India’s incredible variety of landscapes coupled with advantages like availability of very skilled and experienced film crews places the country in an advantageous position when compared to several foreign countries, says Déborah Benattar, Executive Producer and Founder La Fabrique Films, in an interview with Pickle, while sharing her experience of working as a production services company in India since 2013
Congrats! It is great to know Cyril Dion’s “Animal” (selected for the Cinema for the Climate Section, Cannes Film Festival 2021) and some parts were filmed in India and your company La Fabrique Films helped in executive production. Tell us about your experience of filming “Animal”.
For forty years, 60% populations of wild animals and 80% of flying insects in Europe have disappeared. This is what scientists call the Sixth Mass Extinction.
After the success of “Demain”, with more than a million admissions in France, and César for Best Documentary Film 2016, Cyril Dion decides to investigate our relationship to the living world. His new film, “Animal”, marries the eyes of two teenagers, the English Bella and the French Vipulan, two young activists who fervently campaign for the animal cause and against global warming. Across the world, they see the extent of the disaster but also discover initiatives that give hope to people.
In India, they meet Afroz Shah, an environmental activist and lawyer from Bombay, who initiated the clean-up of Mumbai’s Versova Beach and has inspired people around the world to clean up their environment.
The film “Animal” recalls a fundamental truth: human beings believe that they could separate themself from nature, but they are in fact the nature. They too are animals. La Fabrique Films line produced the shoot in Mumbai in November 2019 and we feel proud to be associated with such a beautiful documentary film dedicated to climate and ecological commitment.
Tell us about La Fabrique Films? What are the projects you have done in India?
We have been working as a production services company in India for foreign productions since 2013. We have welcomed movies such as “Les Cow-Boys” by Thomas Bidegain,“Maya” by Mia Hanse-Love, “Fahim” by Pierre-Francois Martin-Laval and “The Best is Yet to Come” by Matthieu Delaporte and Alexandre de la Patellière, among others.
In the beginning of 2020, just before the pandemic, we had the pleasure to line produce a shoot in Rajasthan of the Swiss Film “And Tomorrow You Will Be Dead”, directed by Michael Steiner and produced by Zodiac Pictures. The film is based on a true story and its drama is hard to beat: In 2011 Daniela Widmer and David Och were traveling along the Silk Road in their bus when they were kidnapped by bandits in Pakistan and handed over to the Taliban. They succeeded in escaping their kidnappers eight months later. The movie will be released in cinemas in Switzerland on 28th October 2021.
What according to you are challenges for La Fabrique Films?
We have been trying to defend the interest of foreign producers in a very transparent way. It would be a great incentive for line production companies like ours if the government expedite the refunding process of goods and service tax (GST), which is required to be paid by local entities like us. As export of services is not taxable in India, line producers are eligible to claim refund of part of this GST from the tax authorities in India. We have been trying to obtain this refund on behalf of our foreign clients, but it has proven to be a lengthy and tedious process.
What fascinates you in an Indian location?

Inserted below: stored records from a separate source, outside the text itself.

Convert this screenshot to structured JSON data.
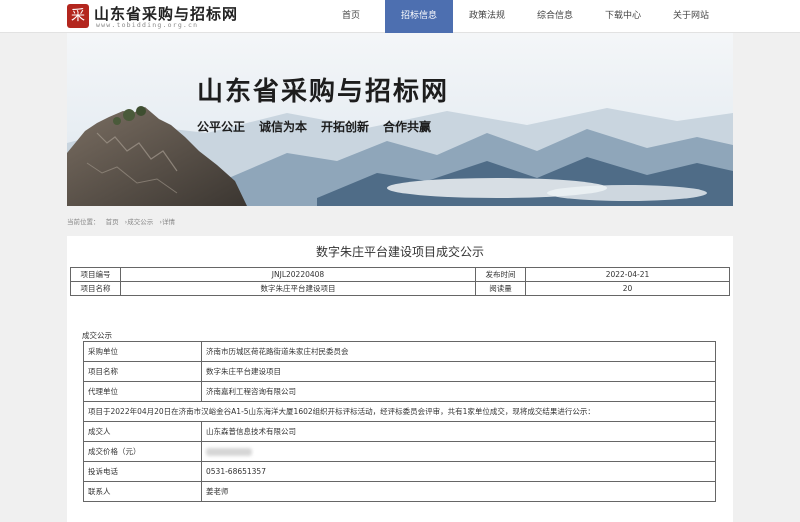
{
  "header": {
    "logo_mark": "采",
    "site_title": "山东省采购与招标网",
    "site_url": "www.tobidding.org.cn",
    "nav": [
      {
        "label": "首页",
        "active": false
      },
      {
        "label": "招标信息",
        "active": true
      },
      {
        "label": "政策法规",
        "active": false
      },
      {
        "label": "综合信息",
        "active": false
      },
      {
        "label": "下载中心",
        "active": false
      },
      {
        "label": "关于网站",
        "active": false
      }
    ]
  },
  "banner": {
    "title": "山东省采购与招标网",
    "slogans": [
      "公平公正",
      "诚信为本",
      "开拓创新",
      "合作共赢"
    ]
  },
  "breadcrumb": {
    "prefix": "当前位置：",
    "items": [
      "首页",
      "›成交公示",
      "›详情"
    ]
  },
  "notice": {
    "title": "数字朱庄平台建设项目成交公示",
    "info": {
      "code_label": "项目编号",
      "code_value": "JNJL20220408",
      "date_label": "发布时间",
      "date_value": "2022-04-21",
      "name_label": "项目名称",
      "name_value": "数字朱庄平台建设项目",
      "reads_label": "阅读量",
      "reads_value": "20"
    },
    "section_label": "成交公示",
    "rows": [
      {
        "label": "采购单位",
        "value": "济南市历城区荷花路街道朱家庄村民委员会"
      },
      {
        "label": "项目名称",
        "value": "数字朱庄平台建设项目"
      },
      {
        "label": "代理单位",
        "value": "济南嘉利工程咨询有限公司"
      }
    ],
    "statement": "项目于2022年04月20日在济南市汉峪金谷A1-5山东海洋大厦1602组织开标评标活动，经评标委员会评审，共有1家单位成交，现将成交结果进行公示：",
    "result_rows": [
      {
        "label": "成交人",
        "value": "山东森普信息技术有限公司"
      },
      {
        "label": "成交价格（元）",
        "value": ""
      },
      {
        "label": "投诉电话",
        "value": "0531-68651357"
      },
      {
        "label": "联系人",
        "value": "姜老师"
      }
    ]
  }
}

India is fascinating as it has an incredible variety of landscapes to offer. And apart from the variety of locations, one of the main advantages India has compared to several foreign countries, is that the technical crews are very skilled and experienced. It is always a great collaboration between the foreign and the Indian crew.
Do you see visible changes after the formation of the Ministry of Information & Broadcasting’s Film Facilitation Office? Has filming in India eased now?

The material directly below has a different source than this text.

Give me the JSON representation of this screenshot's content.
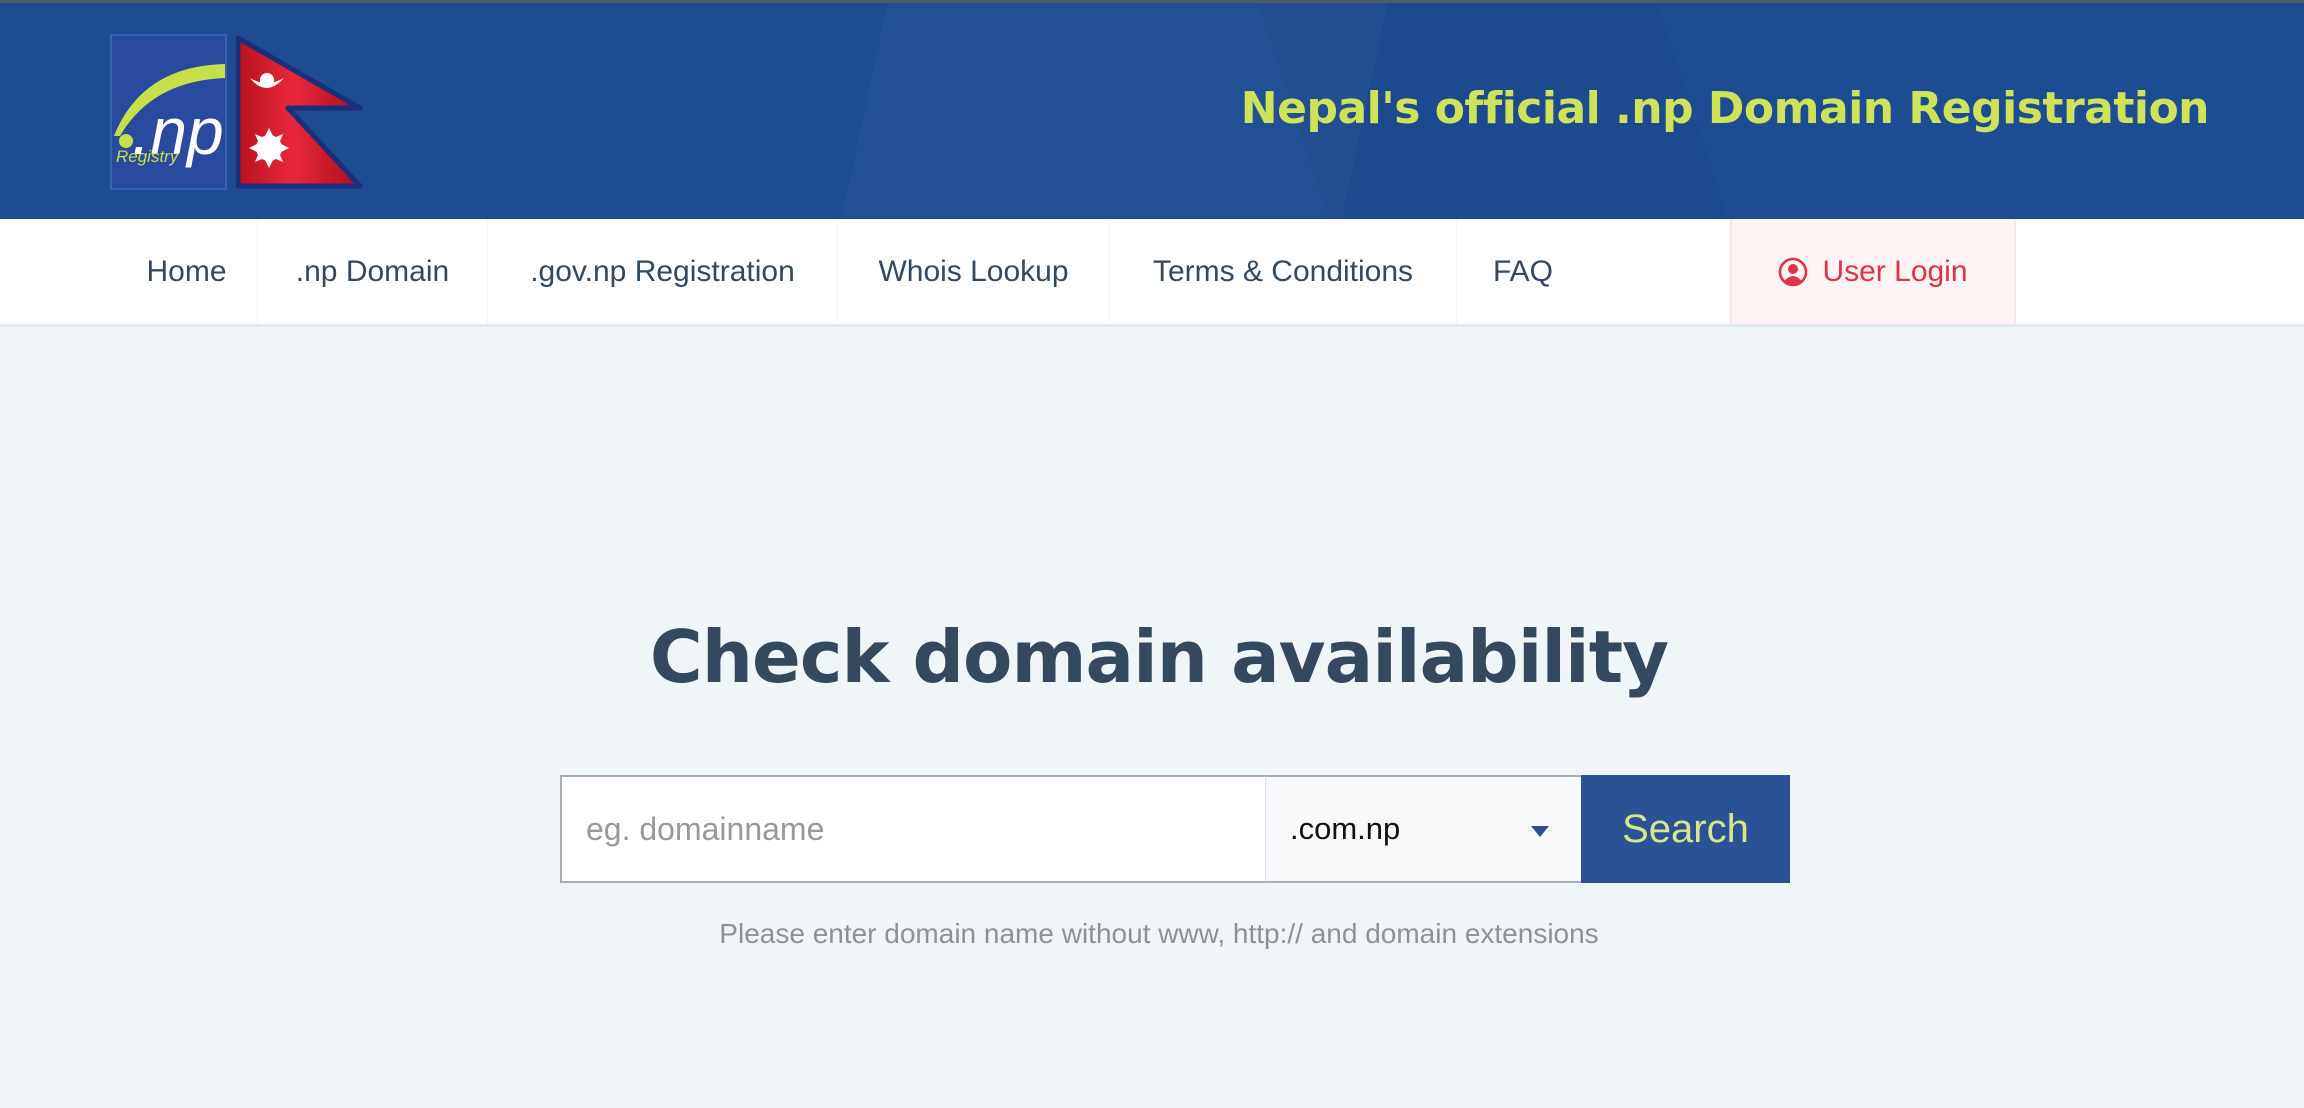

The Film Facilitation Office (FFO) has tremendously improved and speeded the permission process for international projects as well as the delivery of film visas for the cast and crew.
We are hoping to see similar improvements in terms of permissions with other institutions: Indian Railways, ASI, DGCA, etc
The government plans to incentivise filming in India as well under Co-production Treaties? Will this be an advantage for India?

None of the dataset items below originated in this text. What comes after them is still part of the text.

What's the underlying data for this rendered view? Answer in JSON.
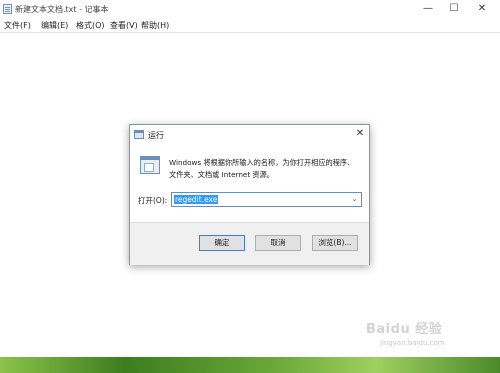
{
  "notepad": {
    "title": "新建文本文档.txt - 记事本",
    "menu": [
      "文件(F)",
      "编辑(E)",
      "格式(O)",
      "查看(V)",
      "帮助(H)"
    ],
    "controls": {
      "minimize": "—",
      "maximize": "☐",
      "close": "✕"
    }
  },
  "run_dialog": {
    "title": "运行",
    "close": "✕",
    "description_line1": "Windows 将根据你所输入的名称，为你打开相应的程序、",
    "description_line2": "文件夹、文档或 Internet 资源。",
    "open_label": "打开(O):",
    "input_value": "regedit.exe",
    "dropdown_icon": "chevron-down-icon",
    "buttons": {
      "ok": "确定",
      "cancel": "取消",
      "browse": "浏览(B)..."
    }
  },
  "watermark": {
    "logo": "Baidu 经验",
    "url": "jingyan.baidu.com"
  }
}
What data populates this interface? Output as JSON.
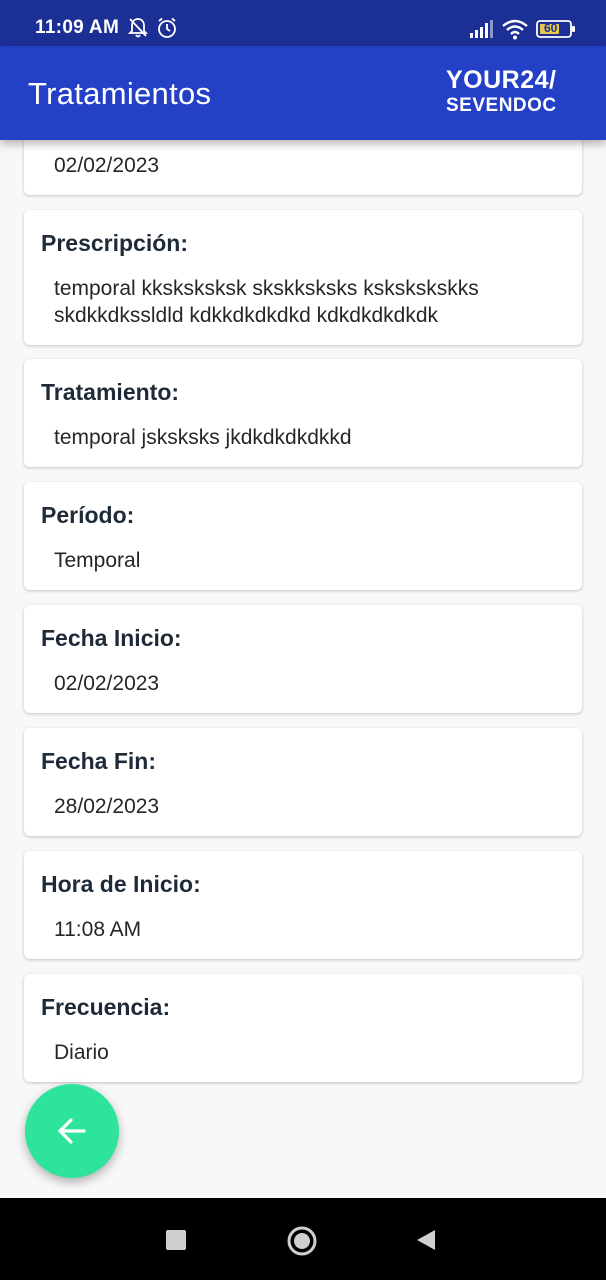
{
  "status_bar": {
    "time": "11:09 AM",
    "battery": "60"
  },
  "app_bar": {
    "title": "Tratamientos",
    "logo_line1": "YOUR24/",
    "logo_line2": "SEVENDOC"
  },
  "cards": {
    "date_top": {
      "value": "02/02/2023"
    },
    "prescription": {
      "label": "Prescripción:",
      "value": "temporal kksksksksk skskksksks kskskskskks skdkkdkssldld kdkkdkdkdkd kdkdkdkdkdk"
    },
    "treatment": {
      "label": "Tratamiento:",
      "value": "temporal jsksksks jkdkdkdkdkkd"
    },
    "period": {
      "label": "Período:",
      "value": "Temporal"
    },
    "start_date": {
      "label": "Fecha Inicio:",
      "value": "02/02/2023"
    },
    "end_date": {
      "label": "Fecha Fin:",
      "value": "28/02/2023"
    },
    "start_time": {
      "label": "Hora de Inicio:",
      "value": "11:08 AM"
    },
    "frequency": {
      "label": "Frecuencia:",
      "value": "Diario"
    }
  },
  "colors": {
    "status_bar": "#1c2f95",
    "app_bar": "#2340c6",
    "fab": "#2ee49c",
    "background": "#f8f8f8"
  },
  "icons": {
    "fab": "arrow-left-icon",
    "nav_recents": "square-icon",
    "nav_home": "circle-icon",
    "nav_back": "triangle-back-icon"
  }
}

Once the government introduces incentives like other foreign countries, India will definitely become one of the best shooting destinations in the world. Also, we would really appreciate if the government take care of few hiccups like streamlining the taxation processes, as mentioned earlier, to make it a win-win for all.
Your reflections on how tough it has been during the lockdown times… How do you see changes in the post-COVID world for filming? What are the changes that we should embrace to face reality?
The lockdown time has allowed us to become more creative and work more digitally. But we are very trilled to go back to shoot and allow foreign and Indian crew to collaborate as they share the same passion for cinema.